Death is in the cots:
in the slow mattresses, in the black blankets
she lives stretched out, and she suddenly blows:
she blows a dark sound that puffs out sheets,
and there are beds sailing to a port
where she is waiting, dressed as an admiral.


Humble Servant said...

Brrr--chilly but lovely--your voice does well by death, John. I like parts of both translations--I like "Nothing but Death" as the title, but I like "not well acquainted." I don't know about death being a "she," though of course it must be so in Spanish, but perhaps where every person must have a gender it takes on less emphasis than ascribing a gender does in English where we can go neuter.

I thought this linked article was interesting from a personal perspective--it's got Pound and the imagist revolution, Osip Mandelstam, a hanging and Lorca--more like blood than ink indeed.

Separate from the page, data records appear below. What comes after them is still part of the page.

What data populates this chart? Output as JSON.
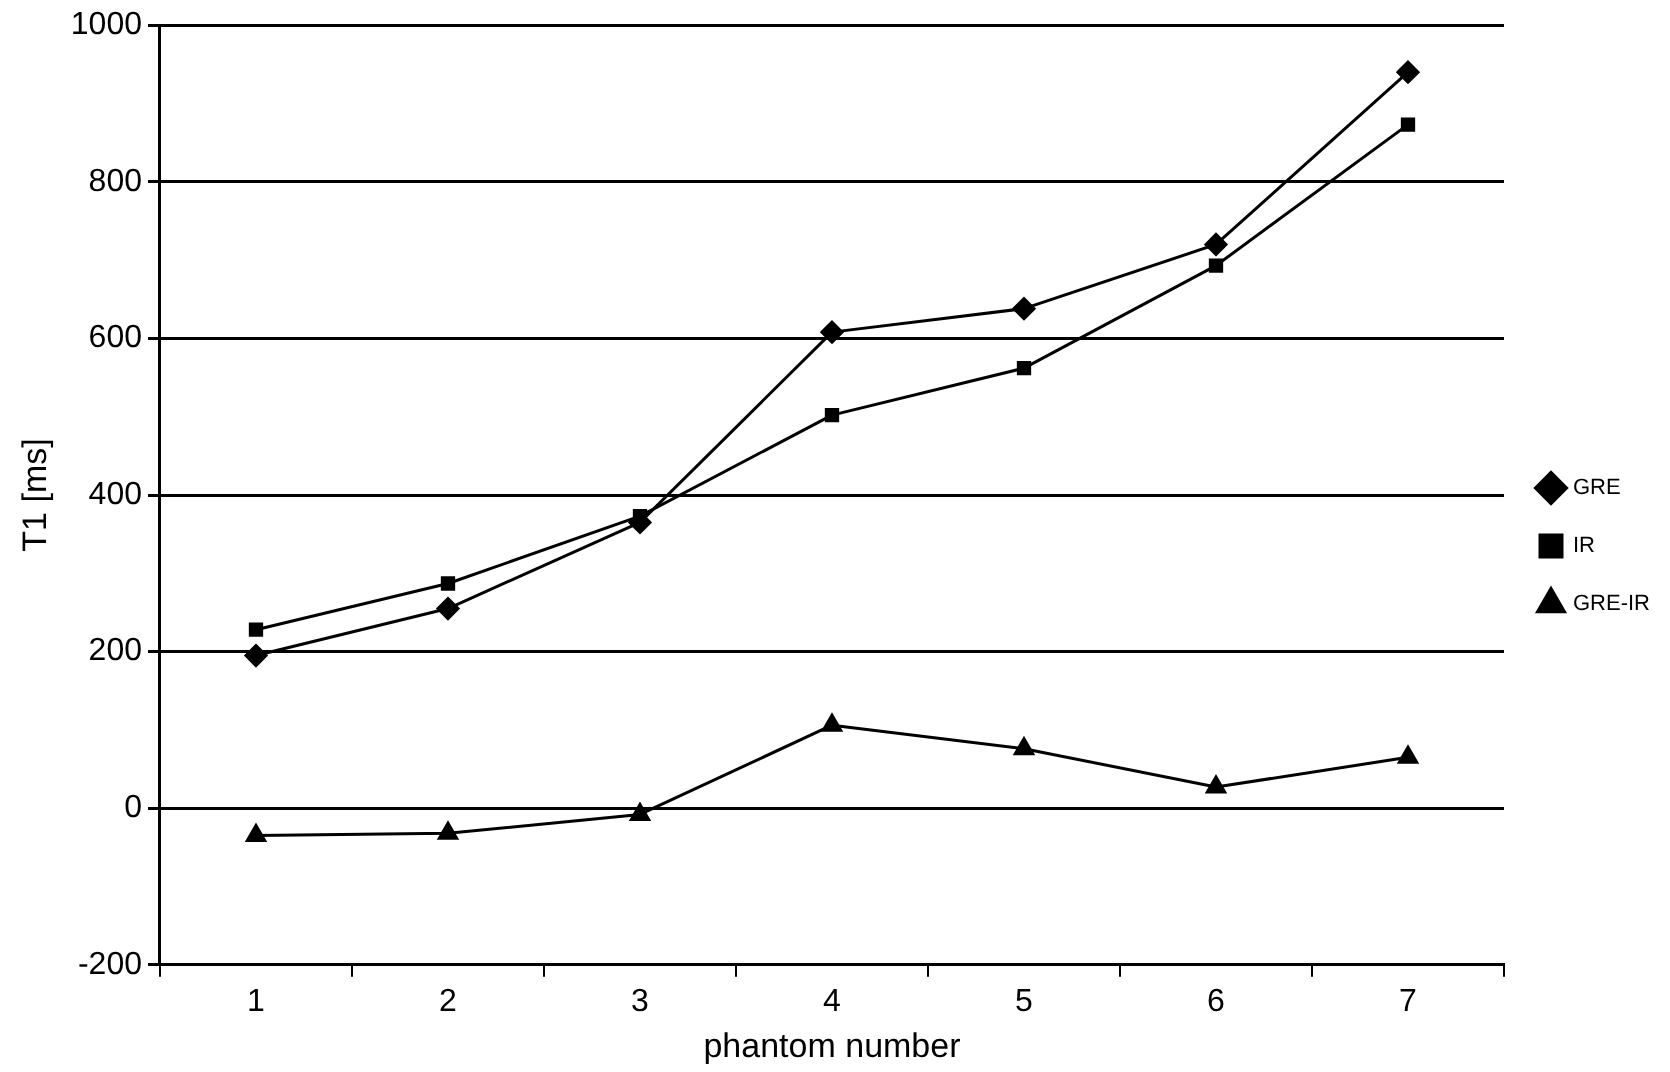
{
  "chart_data": {
    "type": "line",
    "xlabel": "phantom number",
    "ylabel": "T1 [ms]",
    "categories": [
      "1",
      "2",
      "3",
      "4",
      "5",
      "6",
      "7"
    ],
    "series": [
      {
        "name": "GRE",
        "color": "#000000",
        "marker": "diamond",
        "values": [
          195,
          255,
          365,
          608,
          638,
          720,
          940
        ]
      },
      {
        "name": "IR",
        "color": "#000000",
        "marker": "square",
        "values": [
          228,
          287,
          373,
          502,
          562,
          693,
          873
        ]
      },
      {
        "name": "GRE-IR",
        "color": "#000000",
        "marker": "triangle",
        "values": [
          -35,
          -32,
          -8,
          106,
          76,
          27,
          65
        ]
      }
    ],
    "ylim": [
      -200,
      1000
    ],
    "yticks": [
      -200,
      0,
      200,
      400,
      600,
      800,
      1000
    ],
    "grid": "y",
    "legend": "right",
    "line_style": "solid"
  }
}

And, for all its right-wing screediness, it asks the same question we asked about Pound and Wilde and Milton--does a poet's politics or self-promotion or inhumanity matter? Well, it does if you are interested in movements, but it doesn't if you want a personal or "private-life" art.

MackJohnny said...

Gotta run, L. Thanks for the link. I skimmed it. I'll give it a closer read later and get back to you.

Brenda Schmidt said...

Wonderful readings, John. It's great to hear two versions. I can't decide which moves me more.

MackJohnny said...

The Neruda article sure is shrill. Not much I can say about it, except that I seem to pretty share the writer's opinion of Robert Bly as a poet.